[Refactor] Add expert processed token count output for DispatchFFNCombine/DispatchFFNCombineBF16 (#6402)

### What this PR does / why we need it? Add New Output for Expert Token Count An additional output tensor expert_token_nums is added to both operators to meet the requirement of tracking token distribution among experts: Tensor Name: expert_token_nums Dimension: 1D tensor Shape: (local_expert_num,) Data Type: int32 Semantics: Represents the number of tokens actually received by each expert on the current card. ### Does this PR introduce _any_ user-facing change? ### How was this patch tested? - vLLM version: v0.14.1 - vLLM main: dc917cceb8 --------- Signed-off-by: guanguan0308 <1546542263@qq.com> Signed-off-by: guanguan0308 <162653673+guanguan0308@users.noreply.github.com>
2026-02-03 10:41:06 +08:00
parent 26b83f8bde
commit dffac6db73
18 changed files with 97 additions and 84 deletions
--- a/tests/e2e/nightly/single_node/ops/multicard_ops_a3/test_dispatch_ffn_combine.py
+++ b/tests/e2e/nightly/single_node/ops/multicard_ops_a3/test_dispatch_ffn_combine.py
@@ -126,6 +126,7 @@ class TestDisptachFFNCombine:
            scale2_npu.append(scale2[i].npu())

        out = self.generate_random_tensor((m, k), dtype=torch.bfloat16).npu()
+        expert_token_nums = self.generate_random_tensor((1, e), dtype=torch.int32).npu()

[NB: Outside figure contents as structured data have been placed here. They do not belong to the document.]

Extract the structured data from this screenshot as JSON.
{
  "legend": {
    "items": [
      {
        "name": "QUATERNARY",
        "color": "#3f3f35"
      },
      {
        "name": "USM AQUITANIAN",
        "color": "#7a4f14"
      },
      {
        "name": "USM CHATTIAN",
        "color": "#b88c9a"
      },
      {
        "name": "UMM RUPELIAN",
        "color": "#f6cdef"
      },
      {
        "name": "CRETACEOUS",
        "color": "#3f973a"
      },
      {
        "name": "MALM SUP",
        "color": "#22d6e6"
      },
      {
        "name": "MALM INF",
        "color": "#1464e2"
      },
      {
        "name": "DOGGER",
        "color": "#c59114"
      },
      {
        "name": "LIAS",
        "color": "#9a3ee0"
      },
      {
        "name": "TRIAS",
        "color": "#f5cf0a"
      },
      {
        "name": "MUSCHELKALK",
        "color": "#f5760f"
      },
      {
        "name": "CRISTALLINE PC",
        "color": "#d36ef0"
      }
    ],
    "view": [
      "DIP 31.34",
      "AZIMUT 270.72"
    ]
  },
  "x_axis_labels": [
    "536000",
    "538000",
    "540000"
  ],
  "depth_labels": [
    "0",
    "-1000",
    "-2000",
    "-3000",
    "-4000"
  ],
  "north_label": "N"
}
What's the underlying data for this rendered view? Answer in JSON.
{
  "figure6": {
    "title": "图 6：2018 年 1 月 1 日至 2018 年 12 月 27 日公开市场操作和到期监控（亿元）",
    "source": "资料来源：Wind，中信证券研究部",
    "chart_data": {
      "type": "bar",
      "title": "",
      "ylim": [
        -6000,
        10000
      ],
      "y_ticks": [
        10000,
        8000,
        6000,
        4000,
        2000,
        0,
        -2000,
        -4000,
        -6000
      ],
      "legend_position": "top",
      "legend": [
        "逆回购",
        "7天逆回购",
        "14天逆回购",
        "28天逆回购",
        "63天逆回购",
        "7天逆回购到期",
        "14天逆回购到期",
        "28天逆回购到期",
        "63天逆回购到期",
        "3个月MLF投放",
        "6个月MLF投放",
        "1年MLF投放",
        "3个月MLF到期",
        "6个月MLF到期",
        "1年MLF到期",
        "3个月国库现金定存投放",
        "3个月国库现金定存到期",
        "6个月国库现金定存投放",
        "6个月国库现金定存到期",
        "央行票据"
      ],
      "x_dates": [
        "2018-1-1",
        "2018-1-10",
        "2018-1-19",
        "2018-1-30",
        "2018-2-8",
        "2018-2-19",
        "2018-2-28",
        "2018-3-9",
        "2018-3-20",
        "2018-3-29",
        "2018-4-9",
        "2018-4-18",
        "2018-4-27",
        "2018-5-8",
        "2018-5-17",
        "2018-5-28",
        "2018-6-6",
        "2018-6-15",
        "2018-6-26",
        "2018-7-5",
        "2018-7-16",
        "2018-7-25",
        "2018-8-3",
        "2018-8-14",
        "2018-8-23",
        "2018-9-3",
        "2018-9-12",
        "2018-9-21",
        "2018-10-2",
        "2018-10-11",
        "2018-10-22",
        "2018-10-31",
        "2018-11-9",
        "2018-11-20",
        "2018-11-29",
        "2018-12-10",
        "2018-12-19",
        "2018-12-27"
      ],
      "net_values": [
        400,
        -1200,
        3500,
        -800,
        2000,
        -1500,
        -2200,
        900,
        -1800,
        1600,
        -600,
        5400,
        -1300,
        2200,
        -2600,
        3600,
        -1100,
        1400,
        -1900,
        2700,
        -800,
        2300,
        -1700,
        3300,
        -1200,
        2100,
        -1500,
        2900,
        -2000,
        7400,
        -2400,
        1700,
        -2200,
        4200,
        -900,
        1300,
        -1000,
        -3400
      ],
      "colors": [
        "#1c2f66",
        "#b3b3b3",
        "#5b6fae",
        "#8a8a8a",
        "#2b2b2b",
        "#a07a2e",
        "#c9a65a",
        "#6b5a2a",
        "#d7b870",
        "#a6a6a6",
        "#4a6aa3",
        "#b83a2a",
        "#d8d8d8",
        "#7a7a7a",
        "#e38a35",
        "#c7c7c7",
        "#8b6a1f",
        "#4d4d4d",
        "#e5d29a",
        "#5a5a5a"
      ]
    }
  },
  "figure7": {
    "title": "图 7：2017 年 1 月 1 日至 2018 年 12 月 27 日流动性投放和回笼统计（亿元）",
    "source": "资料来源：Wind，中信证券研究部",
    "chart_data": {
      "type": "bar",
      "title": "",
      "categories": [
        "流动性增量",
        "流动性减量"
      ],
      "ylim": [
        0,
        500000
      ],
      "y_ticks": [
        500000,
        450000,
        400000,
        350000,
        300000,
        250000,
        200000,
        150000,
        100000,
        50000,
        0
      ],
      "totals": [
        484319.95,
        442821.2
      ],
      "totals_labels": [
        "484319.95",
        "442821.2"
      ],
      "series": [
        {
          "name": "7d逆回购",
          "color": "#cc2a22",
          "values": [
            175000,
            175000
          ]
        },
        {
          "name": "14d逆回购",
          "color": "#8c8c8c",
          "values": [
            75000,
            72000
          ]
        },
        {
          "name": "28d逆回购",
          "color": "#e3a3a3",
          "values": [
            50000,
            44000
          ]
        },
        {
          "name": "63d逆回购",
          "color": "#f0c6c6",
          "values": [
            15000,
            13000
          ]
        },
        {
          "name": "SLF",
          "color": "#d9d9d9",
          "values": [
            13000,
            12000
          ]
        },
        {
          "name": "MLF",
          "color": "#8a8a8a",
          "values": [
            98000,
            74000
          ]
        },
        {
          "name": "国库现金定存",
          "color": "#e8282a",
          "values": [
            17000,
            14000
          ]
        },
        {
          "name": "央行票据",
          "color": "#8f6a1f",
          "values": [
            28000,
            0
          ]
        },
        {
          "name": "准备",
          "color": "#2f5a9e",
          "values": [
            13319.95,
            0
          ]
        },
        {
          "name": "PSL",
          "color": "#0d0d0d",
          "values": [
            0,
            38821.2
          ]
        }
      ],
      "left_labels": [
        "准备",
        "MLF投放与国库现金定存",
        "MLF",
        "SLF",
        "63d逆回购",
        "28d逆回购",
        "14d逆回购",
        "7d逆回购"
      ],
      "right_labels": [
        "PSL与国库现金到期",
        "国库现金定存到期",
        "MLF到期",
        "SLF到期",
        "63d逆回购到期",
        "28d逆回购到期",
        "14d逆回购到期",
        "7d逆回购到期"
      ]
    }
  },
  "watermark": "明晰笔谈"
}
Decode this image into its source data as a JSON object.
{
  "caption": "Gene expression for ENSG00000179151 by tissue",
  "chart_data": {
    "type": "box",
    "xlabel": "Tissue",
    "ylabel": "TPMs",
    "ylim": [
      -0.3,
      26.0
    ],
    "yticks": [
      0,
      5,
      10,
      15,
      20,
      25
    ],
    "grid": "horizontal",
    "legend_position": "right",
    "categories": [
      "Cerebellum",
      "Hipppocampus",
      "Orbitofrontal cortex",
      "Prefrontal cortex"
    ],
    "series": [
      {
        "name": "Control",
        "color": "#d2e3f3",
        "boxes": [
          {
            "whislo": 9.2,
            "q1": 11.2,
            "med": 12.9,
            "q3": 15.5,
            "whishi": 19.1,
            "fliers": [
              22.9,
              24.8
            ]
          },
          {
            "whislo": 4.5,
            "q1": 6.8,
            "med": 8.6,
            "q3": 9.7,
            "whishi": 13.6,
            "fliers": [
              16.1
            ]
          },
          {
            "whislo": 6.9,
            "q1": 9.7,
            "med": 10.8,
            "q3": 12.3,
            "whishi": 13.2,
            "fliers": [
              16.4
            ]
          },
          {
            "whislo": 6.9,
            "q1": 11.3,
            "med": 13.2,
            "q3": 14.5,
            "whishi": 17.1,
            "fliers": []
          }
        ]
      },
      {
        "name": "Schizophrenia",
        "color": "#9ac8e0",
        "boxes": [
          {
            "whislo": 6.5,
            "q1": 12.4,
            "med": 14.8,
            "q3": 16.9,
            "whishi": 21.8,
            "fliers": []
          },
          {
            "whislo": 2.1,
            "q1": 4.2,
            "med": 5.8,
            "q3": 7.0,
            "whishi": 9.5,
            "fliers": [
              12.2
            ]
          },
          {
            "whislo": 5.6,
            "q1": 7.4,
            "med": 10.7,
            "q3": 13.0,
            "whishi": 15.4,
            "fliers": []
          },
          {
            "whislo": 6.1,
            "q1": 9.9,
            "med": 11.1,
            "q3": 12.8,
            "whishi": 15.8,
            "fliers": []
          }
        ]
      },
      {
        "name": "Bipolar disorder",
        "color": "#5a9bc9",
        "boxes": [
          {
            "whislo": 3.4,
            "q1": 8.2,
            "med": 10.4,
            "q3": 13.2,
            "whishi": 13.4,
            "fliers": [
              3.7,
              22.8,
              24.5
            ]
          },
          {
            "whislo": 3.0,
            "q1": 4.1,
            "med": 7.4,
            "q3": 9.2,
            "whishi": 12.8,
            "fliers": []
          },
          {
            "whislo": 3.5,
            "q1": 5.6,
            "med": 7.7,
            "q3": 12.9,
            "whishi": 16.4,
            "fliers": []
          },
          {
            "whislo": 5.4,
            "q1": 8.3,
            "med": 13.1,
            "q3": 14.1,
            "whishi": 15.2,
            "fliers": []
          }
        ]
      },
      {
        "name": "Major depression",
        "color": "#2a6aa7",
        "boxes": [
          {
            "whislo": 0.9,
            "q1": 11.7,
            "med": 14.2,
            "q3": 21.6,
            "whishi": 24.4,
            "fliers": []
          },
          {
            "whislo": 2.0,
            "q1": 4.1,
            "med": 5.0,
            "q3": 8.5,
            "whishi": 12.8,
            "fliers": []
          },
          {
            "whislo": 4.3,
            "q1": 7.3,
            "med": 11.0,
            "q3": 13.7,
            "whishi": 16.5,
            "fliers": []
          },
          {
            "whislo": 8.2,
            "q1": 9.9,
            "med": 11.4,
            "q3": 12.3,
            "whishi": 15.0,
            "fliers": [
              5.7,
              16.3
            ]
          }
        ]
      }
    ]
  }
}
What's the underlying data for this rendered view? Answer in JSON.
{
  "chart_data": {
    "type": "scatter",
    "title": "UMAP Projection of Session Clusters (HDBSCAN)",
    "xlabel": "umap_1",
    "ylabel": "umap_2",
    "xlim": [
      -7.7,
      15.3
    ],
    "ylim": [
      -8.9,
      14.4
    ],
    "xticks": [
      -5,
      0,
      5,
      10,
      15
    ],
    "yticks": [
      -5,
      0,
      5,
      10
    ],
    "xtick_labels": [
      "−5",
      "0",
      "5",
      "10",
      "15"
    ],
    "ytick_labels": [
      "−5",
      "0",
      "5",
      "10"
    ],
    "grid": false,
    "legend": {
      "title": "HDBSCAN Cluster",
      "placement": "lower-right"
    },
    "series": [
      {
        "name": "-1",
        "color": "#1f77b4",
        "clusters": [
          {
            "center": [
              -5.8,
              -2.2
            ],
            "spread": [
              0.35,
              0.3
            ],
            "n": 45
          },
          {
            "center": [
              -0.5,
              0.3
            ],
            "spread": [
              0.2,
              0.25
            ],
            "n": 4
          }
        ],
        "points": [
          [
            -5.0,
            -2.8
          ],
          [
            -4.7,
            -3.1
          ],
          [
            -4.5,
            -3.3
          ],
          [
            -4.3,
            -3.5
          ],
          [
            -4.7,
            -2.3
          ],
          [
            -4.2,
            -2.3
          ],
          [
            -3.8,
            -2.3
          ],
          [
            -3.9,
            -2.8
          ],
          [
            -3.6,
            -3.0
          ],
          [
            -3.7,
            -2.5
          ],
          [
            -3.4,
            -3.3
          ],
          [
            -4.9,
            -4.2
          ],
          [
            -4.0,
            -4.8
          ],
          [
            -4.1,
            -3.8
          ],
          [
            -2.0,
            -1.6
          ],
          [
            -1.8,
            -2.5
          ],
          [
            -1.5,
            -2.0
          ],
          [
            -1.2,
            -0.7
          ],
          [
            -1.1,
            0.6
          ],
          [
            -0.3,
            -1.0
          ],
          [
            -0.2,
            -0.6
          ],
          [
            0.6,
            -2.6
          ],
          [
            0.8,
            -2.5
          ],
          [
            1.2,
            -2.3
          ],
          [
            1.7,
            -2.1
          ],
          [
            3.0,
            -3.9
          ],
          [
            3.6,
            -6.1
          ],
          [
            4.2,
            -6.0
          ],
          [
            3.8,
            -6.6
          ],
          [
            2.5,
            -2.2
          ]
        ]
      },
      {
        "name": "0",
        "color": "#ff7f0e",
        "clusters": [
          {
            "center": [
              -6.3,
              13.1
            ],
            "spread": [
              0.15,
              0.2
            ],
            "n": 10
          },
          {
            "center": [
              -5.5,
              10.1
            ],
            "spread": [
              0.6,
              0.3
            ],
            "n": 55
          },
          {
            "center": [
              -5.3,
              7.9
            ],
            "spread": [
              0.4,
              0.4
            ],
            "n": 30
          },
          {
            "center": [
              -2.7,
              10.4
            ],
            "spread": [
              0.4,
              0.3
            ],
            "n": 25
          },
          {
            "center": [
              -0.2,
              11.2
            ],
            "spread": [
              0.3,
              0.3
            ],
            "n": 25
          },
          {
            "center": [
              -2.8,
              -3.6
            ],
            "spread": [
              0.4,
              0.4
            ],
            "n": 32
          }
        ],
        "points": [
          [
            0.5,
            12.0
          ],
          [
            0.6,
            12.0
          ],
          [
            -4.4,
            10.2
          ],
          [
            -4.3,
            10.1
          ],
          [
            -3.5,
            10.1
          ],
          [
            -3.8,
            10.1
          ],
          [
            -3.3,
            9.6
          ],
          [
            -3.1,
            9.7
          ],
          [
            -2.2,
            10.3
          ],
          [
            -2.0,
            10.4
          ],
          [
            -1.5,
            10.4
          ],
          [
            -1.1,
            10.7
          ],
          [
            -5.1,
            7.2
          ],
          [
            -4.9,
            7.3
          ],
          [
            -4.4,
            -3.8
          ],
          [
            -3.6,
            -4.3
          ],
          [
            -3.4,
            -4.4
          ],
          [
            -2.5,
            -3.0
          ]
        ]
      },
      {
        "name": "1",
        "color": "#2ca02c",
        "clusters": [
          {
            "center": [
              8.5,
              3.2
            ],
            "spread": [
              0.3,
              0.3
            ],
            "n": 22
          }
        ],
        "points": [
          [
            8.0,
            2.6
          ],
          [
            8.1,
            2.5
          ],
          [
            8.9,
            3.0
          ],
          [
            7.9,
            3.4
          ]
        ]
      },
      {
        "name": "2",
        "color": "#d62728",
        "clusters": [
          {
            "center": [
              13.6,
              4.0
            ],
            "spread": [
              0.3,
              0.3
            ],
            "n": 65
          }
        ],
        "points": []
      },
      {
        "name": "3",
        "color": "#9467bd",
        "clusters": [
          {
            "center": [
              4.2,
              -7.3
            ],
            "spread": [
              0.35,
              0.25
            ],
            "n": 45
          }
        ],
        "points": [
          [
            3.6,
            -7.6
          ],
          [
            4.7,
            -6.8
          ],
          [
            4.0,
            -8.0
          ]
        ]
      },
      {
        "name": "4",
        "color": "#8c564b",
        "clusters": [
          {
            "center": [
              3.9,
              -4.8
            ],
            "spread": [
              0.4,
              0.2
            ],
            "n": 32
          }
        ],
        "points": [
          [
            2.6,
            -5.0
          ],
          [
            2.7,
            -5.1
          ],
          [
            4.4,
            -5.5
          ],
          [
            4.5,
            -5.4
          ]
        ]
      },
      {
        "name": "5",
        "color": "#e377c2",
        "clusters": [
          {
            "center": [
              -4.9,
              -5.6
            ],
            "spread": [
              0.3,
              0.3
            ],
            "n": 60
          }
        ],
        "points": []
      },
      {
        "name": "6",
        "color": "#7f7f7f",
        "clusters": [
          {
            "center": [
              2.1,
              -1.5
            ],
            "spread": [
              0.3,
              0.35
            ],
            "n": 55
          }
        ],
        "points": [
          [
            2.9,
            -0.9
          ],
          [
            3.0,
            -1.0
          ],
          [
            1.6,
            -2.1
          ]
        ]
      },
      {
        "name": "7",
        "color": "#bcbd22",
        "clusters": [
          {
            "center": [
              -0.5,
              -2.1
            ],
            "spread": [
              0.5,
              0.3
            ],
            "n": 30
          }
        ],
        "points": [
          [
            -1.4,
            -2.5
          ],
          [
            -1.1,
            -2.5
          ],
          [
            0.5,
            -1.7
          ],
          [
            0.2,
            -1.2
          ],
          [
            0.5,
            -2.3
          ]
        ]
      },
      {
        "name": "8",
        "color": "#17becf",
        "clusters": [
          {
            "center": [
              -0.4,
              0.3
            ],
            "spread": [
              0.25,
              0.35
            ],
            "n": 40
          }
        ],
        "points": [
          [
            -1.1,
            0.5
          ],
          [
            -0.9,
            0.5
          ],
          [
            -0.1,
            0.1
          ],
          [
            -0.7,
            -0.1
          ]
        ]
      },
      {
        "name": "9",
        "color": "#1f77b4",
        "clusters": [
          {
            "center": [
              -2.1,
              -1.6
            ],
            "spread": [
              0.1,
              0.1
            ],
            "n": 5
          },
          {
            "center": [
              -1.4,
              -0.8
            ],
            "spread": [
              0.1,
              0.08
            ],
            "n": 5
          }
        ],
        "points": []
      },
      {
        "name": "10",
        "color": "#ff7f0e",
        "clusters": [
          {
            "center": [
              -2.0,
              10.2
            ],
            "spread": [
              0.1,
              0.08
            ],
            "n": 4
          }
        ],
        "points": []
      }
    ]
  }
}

        torch.ops._C_ascend.dispatch_ffn_combine(
            x=x,
@@ -138,6 +139,7 @@ class TestDisptachFFNCombine:
            group=self.hcomm_info,
            max_output_size=512,
            out=out,
+            expert_token_nums=expert_token_nums,
        )
        return True

@@ -177,6 +179,7 @@ class TestDisptachFFNCombine:
        scale2_npu.append(scale2.npu())

        out = self.generate_random_tensor((m, k), dtype=torch.bfloat16).npu()
+        expert_token_nums = self.generate_random_tensor((1, e), dtype=torch.int32).npu()

        torch.ops._C_ascend.dispatch_ffn_combine(
            x=x,
@@ -189,6 +192,7 @@ class TestDisptachFFNCombine:
            group=self.hcomm_info,
            max_output_size=512,
            out=out,
+            expert_token_nums=expert_token_nums,
        )
        return True

--- a/tests/e2e/nightly/single_node/ops/multicard_ops_a3/test_dispatch_ffn_combine_bf16.py
+++ b/tests/e2e/nightly/single_node/ops/multicard_ops_a3/test_dispatch_ffn_combine_bf16.py
@@ -126,6 +126,7 @@ class TestDisptachFFNCombine:
            scale2_npu.append(scale2[i].npu())

        out = self.generate_random_tensor((m, k), dtype=torch.bfloat16).npu()
+        expert_token_nums = self.generate_random_tensor((1, e), dtype=torch.int32).npu()

        torch.ops._C_ascend.dispatch_ffn_combine(
            x=x,
@@ -138,6 +139,7 @@ class TestDisptachFFNCombine:
            group=self.hcomm_info,
            max_output_size=512,
            out=out,
+            expert_token_nums=expert_token_nums,
        )
        return True

@@ -177,6 +179,7 @@ class TestDisptachFFNCombine:
        scale2_npu.append(scale2.npu())

        out = self.generate_random_tensor((m, k), dtype=torch.bfloat16).npu()
+        expert_token_nums = self.generate_random_tensor((1, e), dtype=torch.int32).npu()

        torch.ops._C_ascend.dispatch_ffn_combine(
            x=x,
@@ -189,6 +192,7 @@ class TestDisptachFFNCombine:
            group=self.hcomm_info,
            max_output_size=512,
            out=out,
+            expert_token_nums=expert_token_nums,
        )
        return True